I gave God my body and, in return, was given the privilege to participate in one of His greatest miracles...the creation of our new baby son.

Welcome to the world, little one.


A few observations and notes about our birth experience that didn't quite fit into my story:

Proud Daddy. 
I didn't get a picture of him with a Long John.
1) My wonderful hubby never leaves my side from the moment I have my first contraction until the moment we leave the hospital to come home, except for frequent trips to the cafe for food.  We love our time in the hospital together bonding with that new baby (and each other), and we've joked that we need to keep having babies because it's the only way we get a few days away.

2) During our stay, I sometimes wonder if my husband is more impressed by the hospital food than by our newborn child.  I certainly hear a lot about those hospital Long Johns and the sandwiches by the pound.

3) I can now safely say that no one has ever been pregnant forever.

4) We only make hairy babies.  This one, however, is the least hairy one we've had.

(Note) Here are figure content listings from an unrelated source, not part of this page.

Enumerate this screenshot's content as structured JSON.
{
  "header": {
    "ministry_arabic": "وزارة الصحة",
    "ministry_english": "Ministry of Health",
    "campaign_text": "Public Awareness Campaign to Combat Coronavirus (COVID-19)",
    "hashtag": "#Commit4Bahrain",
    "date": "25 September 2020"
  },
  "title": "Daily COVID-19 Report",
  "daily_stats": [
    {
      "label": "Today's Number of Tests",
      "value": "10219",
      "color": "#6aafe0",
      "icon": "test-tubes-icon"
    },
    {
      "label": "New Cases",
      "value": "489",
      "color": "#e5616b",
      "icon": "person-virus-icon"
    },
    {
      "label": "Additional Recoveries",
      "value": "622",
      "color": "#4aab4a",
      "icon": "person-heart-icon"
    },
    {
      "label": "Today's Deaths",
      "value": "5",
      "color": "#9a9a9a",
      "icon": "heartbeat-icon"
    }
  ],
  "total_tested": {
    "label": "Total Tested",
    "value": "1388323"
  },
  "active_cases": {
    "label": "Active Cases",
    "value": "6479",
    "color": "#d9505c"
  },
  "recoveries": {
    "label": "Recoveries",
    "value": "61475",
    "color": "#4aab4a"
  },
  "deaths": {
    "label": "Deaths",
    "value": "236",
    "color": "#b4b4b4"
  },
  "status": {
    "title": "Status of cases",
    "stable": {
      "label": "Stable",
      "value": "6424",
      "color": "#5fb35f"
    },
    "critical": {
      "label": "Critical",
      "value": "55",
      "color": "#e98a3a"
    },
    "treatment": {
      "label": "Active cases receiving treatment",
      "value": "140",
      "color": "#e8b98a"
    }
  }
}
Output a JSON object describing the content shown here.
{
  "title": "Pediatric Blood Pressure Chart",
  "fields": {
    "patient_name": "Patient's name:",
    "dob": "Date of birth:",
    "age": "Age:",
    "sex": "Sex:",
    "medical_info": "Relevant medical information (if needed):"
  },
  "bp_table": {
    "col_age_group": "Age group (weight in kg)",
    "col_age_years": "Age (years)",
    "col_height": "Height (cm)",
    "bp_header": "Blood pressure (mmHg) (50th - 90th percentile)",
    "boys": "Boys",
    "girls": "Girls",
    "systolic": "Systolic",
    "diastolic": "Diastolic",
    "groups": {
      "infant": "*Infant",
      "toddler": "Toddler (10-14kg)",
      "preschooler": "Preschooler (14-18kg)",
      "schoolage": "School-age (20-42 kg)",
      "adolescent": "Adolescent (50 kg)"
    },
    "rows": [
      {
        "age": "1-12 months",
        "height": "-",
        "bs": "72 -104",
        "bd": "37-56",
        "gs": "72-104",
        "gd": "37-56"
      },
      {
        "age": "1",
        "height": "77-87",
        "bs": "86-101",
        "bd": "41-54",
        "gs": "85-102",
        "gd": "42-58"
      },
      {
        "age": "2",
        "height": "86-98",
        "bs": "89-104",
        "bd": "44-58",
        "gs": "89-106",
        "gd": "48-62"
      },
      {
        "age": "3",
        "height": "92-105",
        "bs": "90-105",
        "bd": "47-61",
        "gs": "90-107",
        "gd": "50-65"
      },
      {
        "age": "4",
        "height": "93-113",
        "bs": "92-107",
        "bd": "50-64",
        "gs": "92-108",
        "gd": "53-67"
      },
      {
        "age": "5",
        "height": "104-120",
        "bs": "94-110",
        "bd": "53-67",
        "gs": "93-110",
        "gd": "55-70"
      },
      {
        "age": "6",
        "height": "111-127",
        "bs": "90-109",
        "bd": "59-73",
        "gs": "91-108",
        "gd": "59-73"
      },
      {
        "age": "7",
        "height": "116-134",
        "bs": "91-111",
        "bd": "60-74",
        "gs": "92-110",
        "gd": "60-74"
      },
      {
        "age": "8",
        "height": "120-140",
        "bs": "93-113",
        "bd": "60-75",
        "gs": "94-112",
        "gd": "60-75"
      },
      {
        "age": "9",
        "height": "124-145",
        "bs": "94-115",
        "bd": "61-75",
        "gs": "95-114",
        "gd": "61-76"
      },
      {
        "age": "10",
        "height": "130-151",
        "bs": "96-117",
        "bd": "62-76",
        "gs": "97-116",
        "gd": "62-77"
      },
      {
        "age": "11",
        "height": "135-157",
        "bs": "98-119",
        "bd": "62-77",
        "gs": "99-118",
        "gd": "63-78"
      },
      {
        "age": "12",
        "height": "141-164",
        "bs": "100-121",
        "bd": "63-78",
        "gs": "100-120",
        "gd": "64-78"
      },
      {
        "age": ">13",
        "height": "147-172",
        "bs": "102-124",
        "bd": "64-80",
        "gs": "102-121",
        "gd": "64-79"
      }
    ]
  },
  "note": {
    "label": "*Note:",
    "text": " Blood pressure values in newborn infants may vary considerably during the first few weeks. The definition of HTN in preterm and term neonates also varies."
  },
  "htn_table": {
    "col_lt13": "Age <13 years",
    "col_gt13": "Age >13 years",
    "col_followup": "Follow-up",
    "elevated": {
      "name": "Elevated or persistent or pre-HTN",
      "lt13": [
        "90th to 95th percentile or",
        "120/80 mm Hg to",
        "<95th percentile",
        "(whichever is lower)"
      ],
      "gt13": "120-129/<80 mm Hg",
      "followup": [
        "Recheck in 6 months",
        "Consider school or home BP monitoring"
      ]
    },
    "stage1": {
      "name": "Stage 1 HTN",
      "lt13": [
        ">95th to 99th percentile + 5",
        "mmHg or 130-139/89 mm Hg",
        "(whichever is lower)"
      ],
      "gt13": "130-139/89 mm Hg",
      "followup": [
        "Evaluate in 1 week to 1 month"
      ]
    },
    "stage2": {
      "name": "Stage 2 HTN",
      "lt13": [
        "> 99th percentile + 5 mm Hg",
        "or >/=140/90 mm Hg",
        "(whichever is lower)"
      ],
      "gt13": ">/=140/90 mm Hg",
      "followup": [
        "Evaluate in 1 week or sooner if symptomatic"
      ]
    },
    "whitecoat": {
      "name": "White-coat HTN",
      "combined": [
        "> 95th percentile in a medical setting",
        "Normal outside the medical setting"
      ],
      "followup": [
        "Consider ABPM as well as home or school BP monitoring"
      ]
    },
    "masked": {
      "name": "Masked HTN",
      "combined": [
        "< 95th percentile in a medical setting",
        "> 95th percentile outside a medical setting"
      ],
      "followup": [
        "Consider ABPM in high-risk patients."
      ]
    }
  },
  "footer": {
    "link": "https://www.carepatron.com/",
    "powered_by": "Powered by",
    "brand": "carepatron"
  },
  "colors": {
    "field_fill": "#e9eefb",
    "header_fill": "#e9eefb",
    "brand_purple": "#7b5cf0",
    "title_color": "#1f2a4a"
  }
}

5) Our son's birth weight was 8 lbs, 0.6 oz.  This sparked a debate between nurses about whether it should be rounded down to 8 lbs even, or rounded up to 8 lbs, 1 oz.  It's documented both ways.  I, for one, am still confused.
6) If you aren't a personal friend, there is a good chance you will never know our baby's name.  For privacy, we don't use our kids' names on the blog, so he'll be known for now as Baby A.  I assure you, though, that it's a really cool, uncommon name that I love.  I apologize if you have OCD and can't sleep tonight until you've exhausted all names beginning with the letter A.  Do you also count your steps on the way to the bathroom?


  1. Talk about a cute, cute babe! Congrats.

  2. I just shared your post "So What is Attachment Disorder" on the FB page seekingjusticenow. I think it has very helpful info.
    Congrats on the hairy little treasure just added to your family.